And that also translated into a meaningful improvement in gut epithelial structure, the histology. So again, that’s the sort of downstream effect of reducing those autoreactive T cells. So as we said and you may have heard me say before, too, if we see a similar response in PBC, that would be quite impressive and potentially game-changing for the opportunity to help patients with PBC. But that’s where we see the data. The preclinical evidence is in PBC directly. The clinical evidence you hear about the 90% is from a celiac study done by — that’s published by another company.
Thomas McCourt: Mike, I’ve heard you say in the past that if we do see a dramatic reduction in T cells, it’s clearly a strong indicator of what you would expect to see as far as overall clinical response with regard to probably the impact and alk phos and bio cell or bile duct destruction.
Michael Shetzline: Yes, exactly. Because we really think we — based on the science, that this approach, CNP-104, and targeting the specific autoantigen of PBC, which is the PDC-E2 antigen, that, that is targeting the root cause of the pathology of PBC, which is the bile duct destruction. The T cells, the autoreactive T cells destroy the bile ducts. If we can decrease those T cells, then we should reduce or potentially eliminate the bile duct destruction of PBC patients. And again, the celiac data from proof of technology and proof-of-concept in patients actually showed that they’re decreased in autoreactive T cells. I mean celiac patients did improve gut epithelial histology.
Timothy Chiang: No, that’s helpful, Mike. Maybe just one follow-up then. The dosing in the celiac study, is that comparable in the dosing that you’re running in the PBC study? I mean is there anything comparable there?
Michael Shetzline: Yes. I think it’s a great question, and that’s why we’re studying 2 doses in the current PBC patients. So I think, clearly, there’s a reason to make the association. But I do think it’s also fair that different diseases may have a different pharmacodynamic response to doses. So we’re clearly open-minded in terms of as we do this study to be cognizant that we want to find the right dose in PBC patients. And that similarly, I’m sure what’s happening in the celiac space as well.
Operator: . Our next question will come from Boris Peaker with Cowen.
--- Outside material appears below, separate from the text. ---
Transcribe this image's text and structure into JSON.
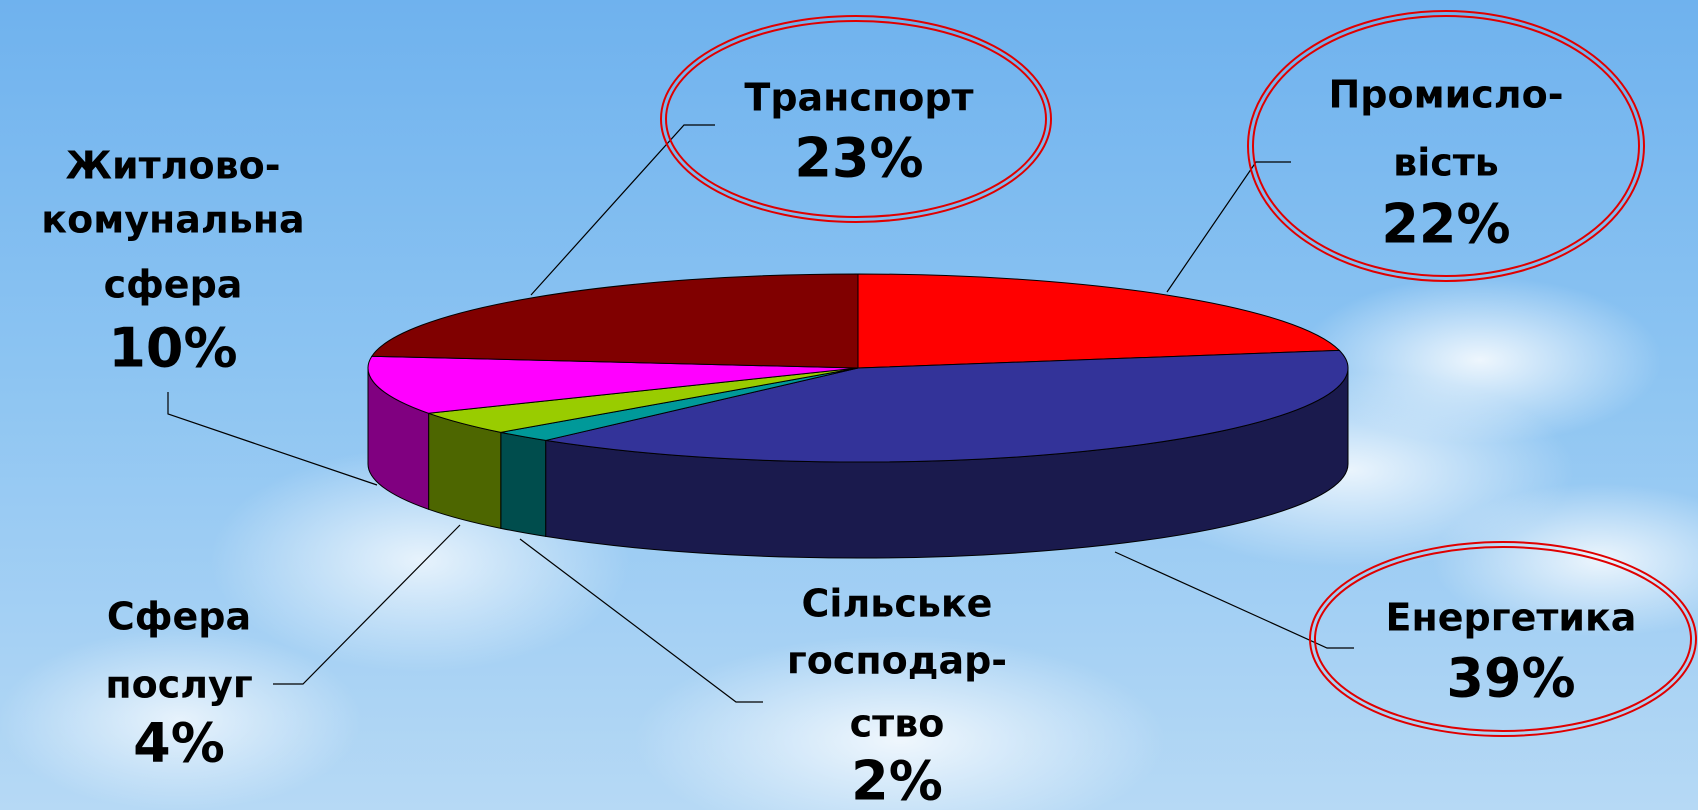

Boris Peaker: One question on CNP-104. You mentioned that the market is about 130 patients, if I heard you — 130,000 patients, if I heard you correctly. Can you break that down based on disease severity? And if there is any particular subgroup that 104 will be targeting?
Michael Shetzline: Yes. So I think it’s a good question. I think as with most liver diseases, this aspect of disease severity is important. And in fact, you probably know that with obeticholic acid, the label is indicated around aspects of liver disease severity in terms of not being advised in patients with cirrhosis or decompensated liver disease. So our program, because it’s obviously innovative and new in patient populations, is starting with more early liver disease patients with PBC. But the reality is the underlying mechanism should be broadly applicable to all patients with PBC. Because, again, we’re targeting the immunology behind the bile duct destruction. In using semisynthetic bile acids and other approaches, you could see a reason.
And as demonstrated with some of the semisynthetic bile acid labeling, that there might be a reason to have concern with some more severe liver disease patients. But if we’re — if the science plays out and we’re able to reduce those autoreactive T cells, that should be applicable to the broad population of patients. Now, again, we’re in proof-of-concept study. We got a long way to go getting data. But again, that’s why we like the program because it’s really grounded in the science of the real root cause of PBC.
Boris Peaker: Great. And my second question is, maybe you could comment on your thoughts on the impact of Inflation Reduction Act on LINZESS?